Some argue that the watchmaker theory doesn’t really work because on a subatomic level the particles that make up the universe don’t behave mechanistically. The Heisenberg principle in physics even talks about how particles behave differently if they are being observed. Maybe prayer is focusing energy or attention in a way that makes a difference, especially if you hold as we did a couple of weeks ago that if God has a body it is the whole cosmos, all energy. Now I see some of your eyes glazing over and others are getting jacked up. Let’s just say when it comes to science you cannot rule it in or out–it remains a possibility.
So why offer intercessory prayers if they don’t always work. Why risk wasting time or getting disappointed? Later in this sermon series, we will answer this more fully, but for now let’s say that prayer keeps us connected to God to something beyond ourselves, keeping us out of the center of the universe in our minds. Prayer helps us articulate what is important to us. It can clarify our connection to others. Knowing that someone is praying for you can be very empowering, helping you feel cared for, embraced in love and that can make a huge difference.
Prayer has a way of motivating us to get involved. If you care enough to pray about something, you might also care enough to do what you can to make a situation better. And when you take action that creates a space for God to act. Sometimes the answer to a prayer is you. God can work through your to care for someone.
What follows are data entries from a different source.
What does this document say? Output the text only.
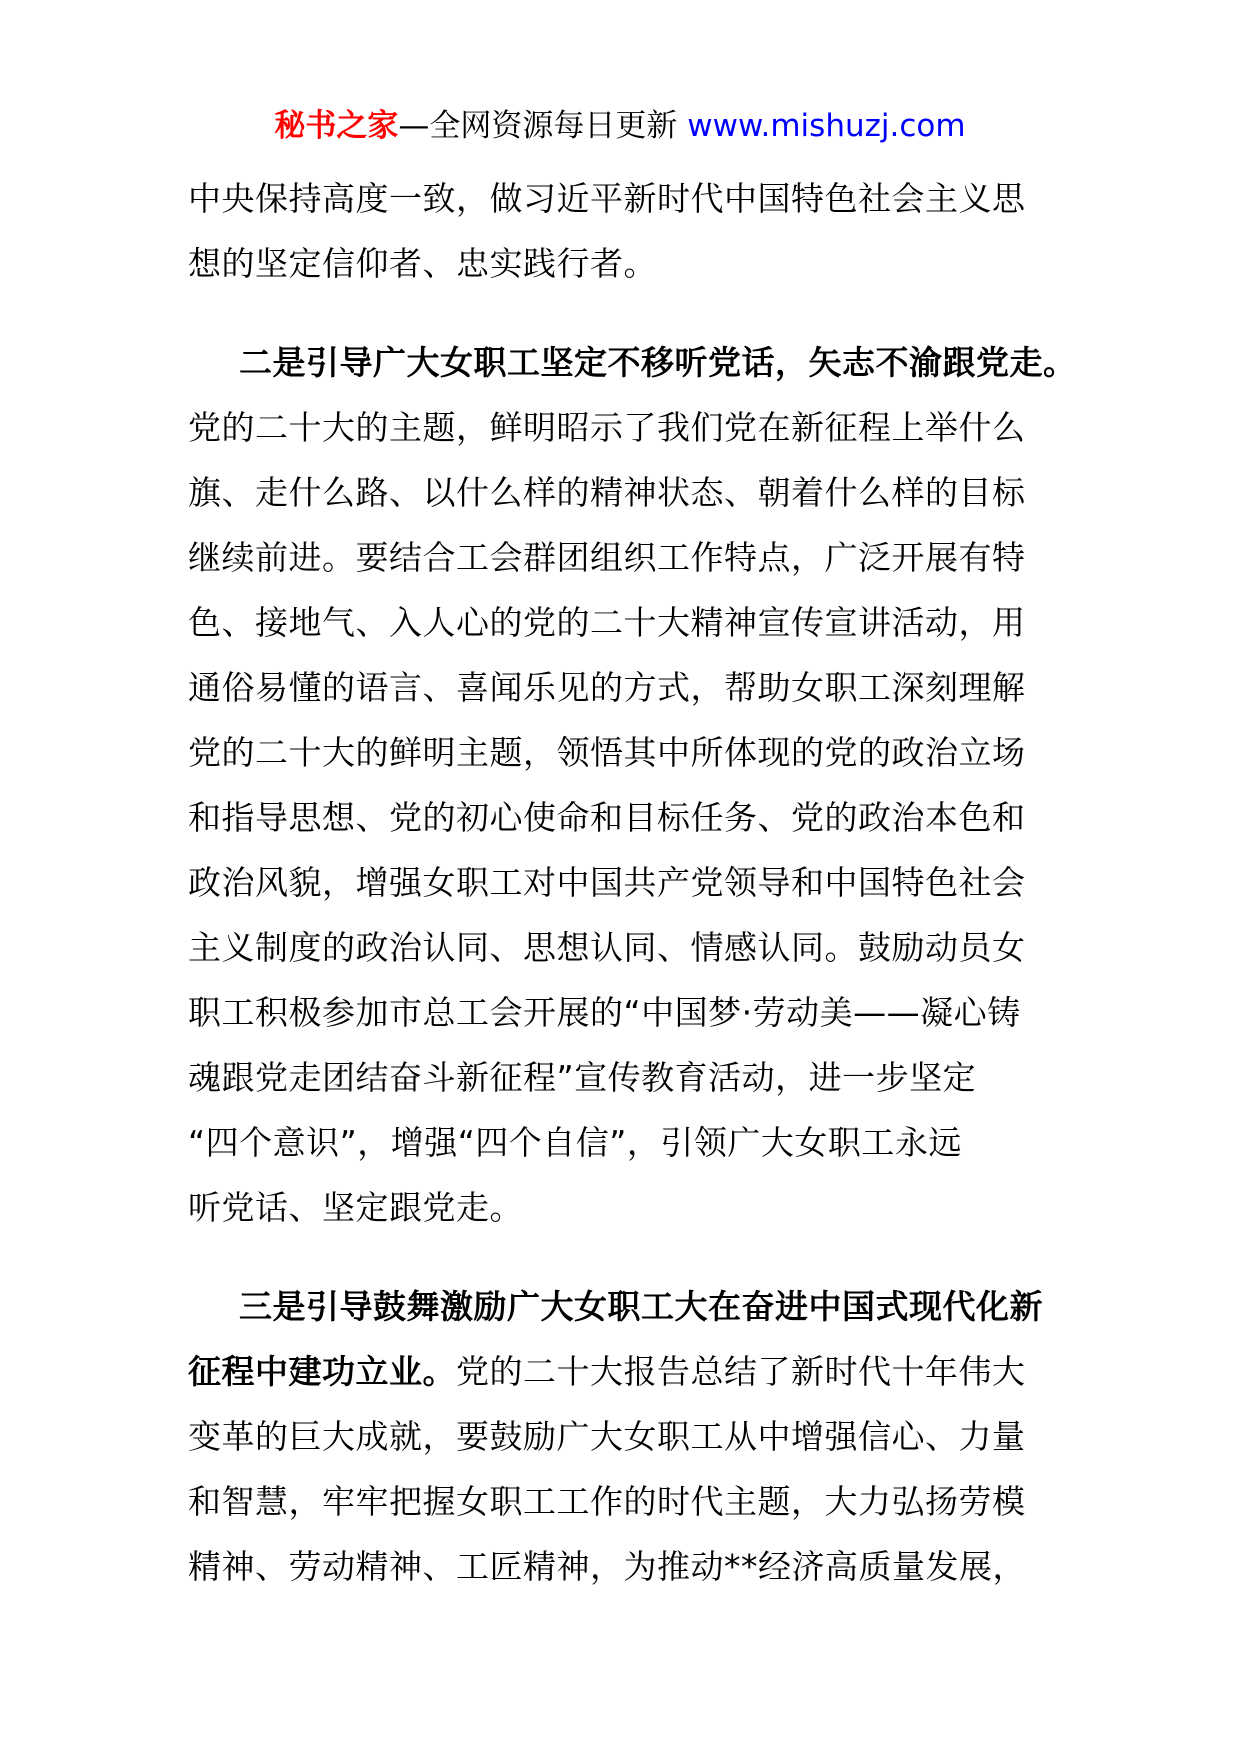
秘书之家—全网资源每日更新 www.mishuzj.com
中央保持高度一致，做习近平新时代中国特色社会主义思
想的坚定信仰者、忠实践行者。
二是引导广大女职工坚定不移听党话，矢志不渝跟党走。
党的二十大的主题，鲜明昭示了我们党在新征程上举什么
旗、走什么路、以什么样的精神状态、朝着什么样的目标
继续前进。要结合工会群团组织工作特点，广泛开展有特
色、接地气、入人心的党的二十大精神宣传宣讲活动，用
通俗易懂的语言、喜闻乐见的方式，帮助女职工深刻理解
党的二十大的鲜明主题，领悟其中所体现的党的政治立场
和指导思想、党的初心使命和目标任务、党的政治本色和
政治风貌，增强女职工对中国共产党领导和中国特色社会
主义制度的政治认同、思想认同、情感认同。鼓励动员女
职工积极参加市总工会开展的“中国梦·劳动美——凝心铸
魂跟党走团结奋斗新征程”宣传教育活动，进一步坚定
“四个意识”，增强“四个自信”，引领广大女职工永远
听党话、坚定跟党走。
三是引导鼓舞激励广大女职工大在奋进中国式现代化新
征程中建功立业。党的二十大报告总结了新时代十年伟大
变革的巨大成就，要鼓励广大女职工从中增强信心、力量
和智慧，牢牢把握女职工工作的时代主题，大力弘扬劳模
精神、劳动精神、工匠精神，为推动**经济高质量发展，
Maybe you bring them food or give them a call, to send a card and that helps lift their spirits and that positive energy makes a difference.
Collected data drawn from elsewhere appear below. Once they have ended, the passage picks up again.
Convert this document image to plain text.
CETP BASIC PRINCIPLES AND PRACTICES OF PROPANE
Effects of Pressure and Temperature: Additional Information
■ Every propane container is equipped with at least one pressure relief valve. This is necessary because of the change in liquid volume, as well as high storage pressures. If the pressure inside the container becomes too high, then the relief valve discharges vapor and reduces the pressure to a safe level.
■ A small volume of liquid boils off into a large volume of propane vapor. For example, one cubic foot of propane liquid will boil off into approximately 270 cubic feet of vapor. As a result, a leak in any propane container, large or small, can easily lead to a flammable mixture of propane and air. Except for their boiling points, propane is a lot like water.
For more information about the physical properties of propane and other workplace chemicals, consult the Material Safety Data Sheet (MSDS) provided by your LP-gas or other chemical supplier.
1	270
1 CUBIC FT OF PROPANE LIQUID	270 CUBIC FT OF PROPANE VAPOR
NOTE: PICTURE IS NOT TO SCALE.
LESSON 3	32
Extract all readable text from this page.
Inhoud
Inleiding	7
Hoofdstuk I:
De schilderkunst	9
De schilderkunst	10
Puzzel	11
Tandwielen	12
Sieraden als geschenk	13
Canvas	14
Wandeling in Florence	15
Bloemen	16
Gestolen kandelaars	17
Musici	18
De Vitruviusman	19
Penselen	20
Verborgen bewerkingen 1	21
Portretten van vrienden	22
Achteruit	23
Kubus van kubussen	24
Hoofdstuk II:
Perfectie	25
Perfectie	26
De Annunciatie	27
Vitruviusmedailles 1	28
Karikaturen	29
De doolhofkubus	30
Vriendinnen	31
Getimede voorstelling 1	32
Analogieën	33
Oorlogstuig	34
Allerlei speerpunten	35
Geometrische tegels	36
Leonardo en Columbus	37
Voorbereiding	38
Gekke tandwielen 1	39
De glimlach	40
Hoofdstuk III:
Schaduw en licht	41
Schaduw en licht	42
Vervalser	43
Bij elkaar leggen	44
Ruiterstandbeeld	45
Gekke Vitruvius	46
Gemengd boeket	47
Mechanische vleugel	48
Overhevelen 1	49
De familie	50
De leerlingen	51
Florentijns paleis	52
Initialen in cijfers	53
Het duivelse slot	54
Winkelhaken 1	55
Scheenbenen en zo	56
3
The Answer to Every Prayer
You may be thinking it sounds a long way off from the ask, seek, knock, stuff I mentioned at the beginning. The thing that I discovered in Jesus’ teaching, is he does not promise that we will get whatever is on our wish lists. But we are given a great promise—the gift of the Spirit.
Amazing. Jesus is saying that your prayers are always answered. The answer to every prayer is God giving God’s very own self to you, to be present with you no matter what, no matter if you feel it or not. God gives you God. It may not be the care, the cure, or the career you were asking for. Sometimes it is. The important thing that Jesus said is that when we come to God in prayer we encounter God.
What does that look like? Sometimes it looks exactly like what you had prayed for. Sometimes it is having a sense of peace and strength to get through something difficult. Sometimes a prayer for healing at the start of a disease can provide some comfort, some relief. Later a prayer for healing can be realized in the healing of broken relationships before death. Sometimes a prayer for healing can be a sense of peace with God before we leave this life. It is all one prayer, but it gets deeper as time progresses. Sometimes it looks like a friend who cries with you.
Sometimes it looks like someone God sends to give you comfort. A knock on the door. It is someone with a casserole. The lady kind of stammers. “We heard the news. I’m so sorry. I don’t really know what to say. But here, I made this for you. We do care.”
It is my experience that God doesn’t do a lot of flashy miracles. More often than not, God works through people. People to care, to comfort, to help. In my first sermon here, I told you that you are the answer to prayer. I have a pretty basic view of prayer. When you care enough to pray, you care enough to act. When you act, you make an opening for God to do something.